Starting in August, the Akiyamas started using social media to link up with others who were going through the same kind of loss they were experiencing, because they felt that there was not enough information out there. "When I was wracked with grief, I didn't know whom to reach out to," Michiko said. "If at least the hospital where I gave birth had given me a pamphlet or something."
Through social media, Washin and Michiko introduced the pink and blue ribbon child loss awareness campaign and other programs and projects related to child loss. Gradually, they began to receive messages, from people asking advice to those asking about holding funerals or other services.
"There's a tendency in society to make miscarriages and stillbirths a taboo topic. As a priest, I want to think about the different kinds of struggles people are having together with them," Washin said. Meanwhile, Michiko remarked, "Mothers tend to blame themselves for what happened. I want to tell them, 'It's all right to forgive yourself.'"
The national government is rushing to establish a support system for people facing miscarriages and stillbirths. According to a 2020 health ministry investigation, information about stillbirth and death certificates were being shared between the departments that accepted the certificates and the sections responsible for maternal and children's health at only 38.5% of local governments.
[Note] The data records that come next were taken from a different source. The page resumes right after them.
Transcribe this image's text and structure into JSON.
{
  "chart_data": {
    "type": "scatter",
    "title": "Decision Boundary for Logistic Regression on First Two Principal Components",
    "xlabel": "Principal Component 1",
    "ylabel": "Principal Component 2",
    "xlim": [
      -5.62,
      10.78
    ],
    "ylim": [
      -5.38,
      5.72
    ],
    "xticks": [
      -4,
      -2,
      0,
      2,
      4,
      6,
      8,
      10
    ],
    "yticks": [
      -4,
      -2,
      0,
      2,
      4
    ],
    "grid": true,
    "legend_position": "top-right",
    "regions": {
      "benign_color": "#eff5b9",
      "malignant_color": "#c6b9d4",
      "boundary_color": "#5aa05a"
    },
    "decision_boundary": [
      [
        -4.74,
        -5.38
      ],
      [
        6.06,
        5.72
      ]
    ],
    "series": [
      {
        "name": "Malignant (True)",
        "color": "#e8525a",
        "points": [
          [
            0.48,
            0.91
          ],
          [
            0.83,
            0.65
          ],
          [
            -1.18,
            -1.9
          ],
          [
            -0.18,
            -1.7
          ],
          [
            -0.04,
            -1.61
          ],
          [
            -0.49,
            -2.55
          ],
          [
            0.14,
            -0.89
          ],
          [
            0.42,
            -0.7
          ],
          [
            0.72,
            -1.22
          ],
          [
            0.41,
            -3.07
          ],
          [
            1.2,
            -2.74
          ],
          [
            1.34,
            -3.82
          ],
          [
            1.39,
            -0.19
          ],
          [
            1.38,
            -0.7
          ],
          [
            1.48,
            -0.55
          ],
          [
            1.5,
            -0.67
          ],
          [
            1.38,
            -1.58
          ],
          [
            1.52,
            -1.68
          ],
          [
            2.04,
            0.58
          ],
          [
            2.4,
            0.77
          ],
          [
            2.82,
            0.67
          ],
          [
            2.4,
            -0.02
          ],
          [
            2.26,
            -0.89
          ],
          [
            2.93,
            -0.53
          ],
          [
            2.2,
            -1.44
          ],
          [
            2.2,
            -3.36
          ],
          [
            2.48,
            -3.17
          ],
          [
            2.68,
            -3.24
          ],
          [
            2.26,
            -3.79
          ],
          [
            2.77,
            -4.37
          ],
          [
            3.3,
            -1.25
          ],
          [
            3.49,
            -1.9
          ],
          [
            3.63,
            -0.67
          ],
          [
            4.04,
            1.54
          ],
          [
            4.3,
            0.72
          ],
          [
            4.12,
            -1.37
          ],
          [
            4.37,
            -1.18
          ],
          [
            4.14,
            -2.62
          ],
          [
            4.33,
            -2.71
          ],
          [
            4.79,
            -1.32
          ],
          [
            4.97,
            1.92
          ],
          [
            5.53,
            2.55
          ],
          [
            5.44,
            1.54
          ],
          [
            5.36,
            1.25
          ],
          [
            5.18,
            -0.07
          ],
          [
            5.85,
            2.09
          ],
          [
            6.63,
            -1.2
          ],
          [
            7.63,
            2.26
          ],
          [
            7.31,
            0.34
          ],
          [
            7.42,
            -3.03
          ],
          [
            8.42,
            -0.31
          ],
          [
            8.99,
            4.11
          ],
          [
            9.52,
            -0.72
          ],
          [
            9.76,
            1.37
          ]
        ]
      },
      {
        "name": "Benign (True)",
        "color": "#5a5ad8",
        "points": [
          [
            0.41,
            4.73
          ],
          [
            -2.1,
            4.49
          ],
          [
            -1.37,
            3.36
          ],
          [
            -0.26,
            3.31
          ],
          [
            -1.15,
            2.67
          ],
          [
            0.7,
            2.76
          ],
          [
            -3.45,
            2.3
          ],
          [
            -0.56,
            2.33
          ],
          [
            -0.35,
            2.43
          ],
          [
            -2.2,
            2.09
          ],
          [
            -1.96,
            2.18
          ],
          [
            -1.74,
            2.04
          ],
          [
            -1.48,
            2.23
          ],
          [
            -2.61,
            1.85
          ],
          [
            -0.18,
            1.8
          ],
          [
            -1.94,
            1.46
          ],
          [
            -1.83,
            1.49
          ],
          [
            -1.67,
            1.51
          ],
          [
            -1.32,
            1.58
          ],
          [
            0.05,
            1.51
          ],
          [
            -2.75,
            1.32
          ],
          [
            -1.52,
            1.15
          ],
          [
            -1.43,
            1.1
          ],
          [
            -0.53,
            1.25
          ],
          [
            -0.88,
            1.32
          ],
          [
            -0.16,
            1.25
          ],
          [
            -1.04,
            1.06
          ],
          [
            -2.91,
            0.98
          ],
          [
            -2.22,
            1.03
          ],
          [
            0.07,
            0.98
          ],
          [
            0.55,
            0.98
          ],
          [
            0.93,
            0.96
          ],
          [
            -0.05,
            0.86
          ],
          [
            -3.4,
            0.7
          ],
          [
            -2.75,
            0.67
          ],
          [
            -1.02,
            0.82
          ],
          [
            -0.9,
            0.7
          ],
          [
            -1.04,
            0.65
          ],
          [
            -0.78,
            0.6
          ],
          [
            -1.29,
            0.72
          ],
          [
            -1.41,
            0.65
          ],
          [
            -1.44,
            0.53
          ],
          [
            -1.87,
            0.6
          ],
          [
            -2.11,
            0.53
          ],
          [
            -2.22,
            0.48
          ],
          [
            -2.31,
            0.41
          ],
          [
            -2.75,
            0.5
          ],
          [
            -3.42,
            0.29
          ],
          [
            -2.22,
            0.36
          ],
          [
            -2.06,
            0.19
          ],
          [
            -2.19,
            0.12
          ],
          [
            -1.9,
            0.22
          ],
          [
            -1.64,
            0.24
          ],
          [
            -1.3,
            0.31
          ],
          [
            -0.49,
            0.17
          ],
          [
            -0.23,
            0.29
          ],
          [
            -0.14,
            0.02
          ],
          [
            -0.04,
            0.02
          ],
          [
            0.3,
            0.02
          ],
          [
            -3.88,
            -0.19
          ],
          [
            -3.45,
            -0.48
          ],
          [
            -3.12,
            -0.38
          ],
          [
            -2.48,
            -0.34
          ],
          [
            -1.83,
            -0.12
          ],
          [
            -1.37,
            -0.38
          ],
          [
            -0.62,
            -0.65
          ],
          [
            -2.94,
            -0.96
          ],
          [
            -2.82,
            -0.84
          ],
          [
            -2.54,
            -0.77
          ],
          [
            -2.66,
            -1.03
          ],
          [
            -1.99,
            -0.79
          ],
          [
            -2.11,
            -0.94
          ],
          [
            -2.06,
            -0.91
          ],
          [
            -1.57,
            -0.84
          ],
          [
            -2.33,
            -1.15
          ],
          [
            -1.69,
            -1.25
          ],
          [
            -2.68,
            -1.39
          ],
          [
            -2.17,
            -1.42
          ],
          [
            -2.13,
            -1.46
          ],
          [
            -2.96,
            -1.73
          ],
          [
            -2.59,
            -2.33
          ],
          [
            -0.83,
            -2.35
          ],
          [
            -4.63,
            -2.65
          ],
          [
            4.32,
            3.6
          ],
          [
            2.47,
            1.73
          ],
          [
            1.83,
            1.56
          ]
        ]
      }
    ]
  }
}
According to an online health ministry survey, 92.7% of women who experienced miscarriages or stillbirths in the past five years said they had "never consulted a local government office or public health nurse." There are cases in which the women are suspected to have depression or anxiety disorders, and the health ministry sent out a notice nationwide in May 2021 that psychological and social support be promoted.
Mikiya Nakatsuka, a professor at Okayama University's Graduate School of Health Sciences, has set up a consultation practice where he cares for women who have had miscarriages or stillbirths. "Immediately afterward, many women don't have the mental energy to consult anyone. But after a little bit of time passes, the sadness builds up, and that's when they need a lot of support," he said.